Figure 3. Trajectory time horizon vs. total optimization time for varying time steps (dt). The number of points in the trajectory is equal to the time horizon divided by dt.

URDFs

The trajectory optimizer uses two URDFs during the optimization, which can be found in /stretch_planner/description/. The version stretch_re3.urdf only contains joints above the base link, e.g. the arm and wrist. The version stretch_re3_full.urdf also contains virtual X, Y, and theta joints for the base location of the robot. Inside the optimizer, the simplified URDF is used for optimizing the pose of the robot's arm, and full URDF is used for computing the pose of the robot and base combined.

Regenerating URDFs

To regenerate these URDFs, use the script /stretch_planner/src/hello_planners/utils/urdf_creator.py and set the --input flag to a Stretch RE3 URDF. An uncalibrated URDF is found in the stretch_urdf repository.

pip install urchin
cd stretch_planner/src/hello_planners/utils
python urdf_creator.py --input /path/to/stretch_urdf/stretch_urdf/SE3/stretch_description_SE3_eoa_wrist_dw3_tool_sg3.urdf --output ../../../description/stretch_re3.urdf

Optimizer Notes

• The optimizer requires evenly spaced time points (optimizer requires a fixed "delta time" to enforce dynamics constraints)
• Sequential points that are too far apart in the robot's configuration space may not converge (e.g., large displacements (>1m) and rotations (>90deg))
• Long trajectories with points spaced far apart may behave strangely (see Figure 4 below)
• Weights for the individual costs are defined in the Optimizer class inside hello_planners/whole_body_planner.py. Tuning the cost weights will affect the optimized trajectory.
• The optimization problem is formulated with constraints at each point along the trajectory. Thus, the optimizer's constraints must be re-initialized every time the number of points along the trajectory changes.
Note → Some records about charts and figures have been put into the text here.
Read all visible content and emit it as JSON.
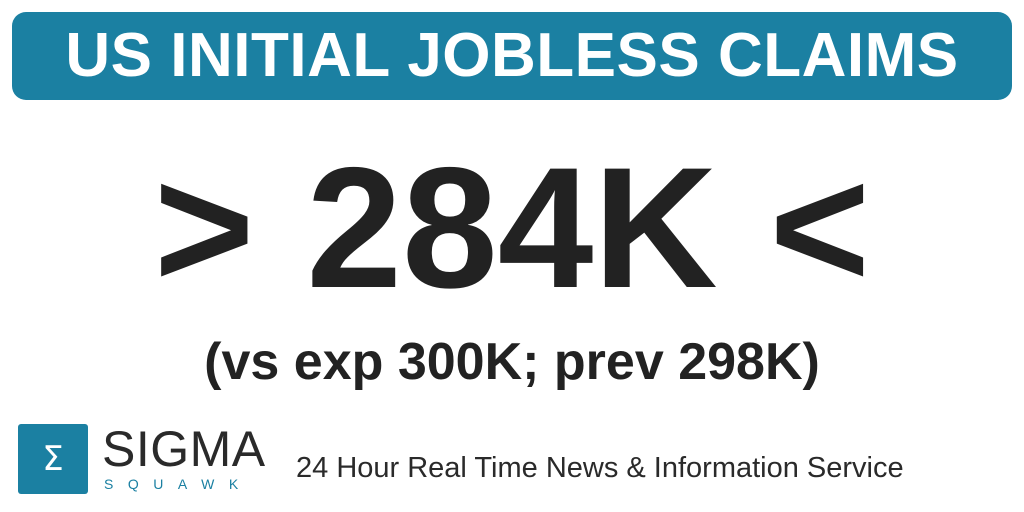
{
  "headline": {
    "title": "US INITIAL JOBLESS CLAIMS"
  },
  "figure": {
    "left_marker": ">",
    "value": "284K",
    "right_marker": "<"
  },
  "comparison": {
    "text": "(vs exp 300K; prev 298K)"
  },
  "brand": {
    "name": "SIGMA",
    "sub": "SQUAWK",
    "logo_glyph": "Σ",
    "tagline": "24 Hour Real Time News & Information Service"
  },
  "colors": {
    "accent": "#1b80a2",
    "text": "#222222",
    "background": "#ffffff"
  }
}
Figure 4. Optimizer performance for two arc paths with fixed end effector orientation. Left: 0.1m spacing. Right: 0.25m spacing. Note how the robot's base flips around at the end of the trajectory with larger spacing. This behavior is undesirable.

Future Work

Roadmap to Real-World Trajectory Planning

1. Implement a scene representation, such as octomap

2. Consider adding a trajectory generator: given two states, generate a trajectory between them.

   a. Could leverage RRTs?

3. Add a state estimator for the location of Stretch's base, such as ORB-SLAM3

4. Add a state estimator (or query directly from stretch_body) for Stretch's arm and wrist

5. Integrate trajectory planner / optimizer in a Model Predictive Control scheme

   a. Add setters for the initial configurations of the robot and base inside the trajectory optimizer. This will allow the user to optimize trajectories with different starting poses, and/or use the planner online while the robot is moving.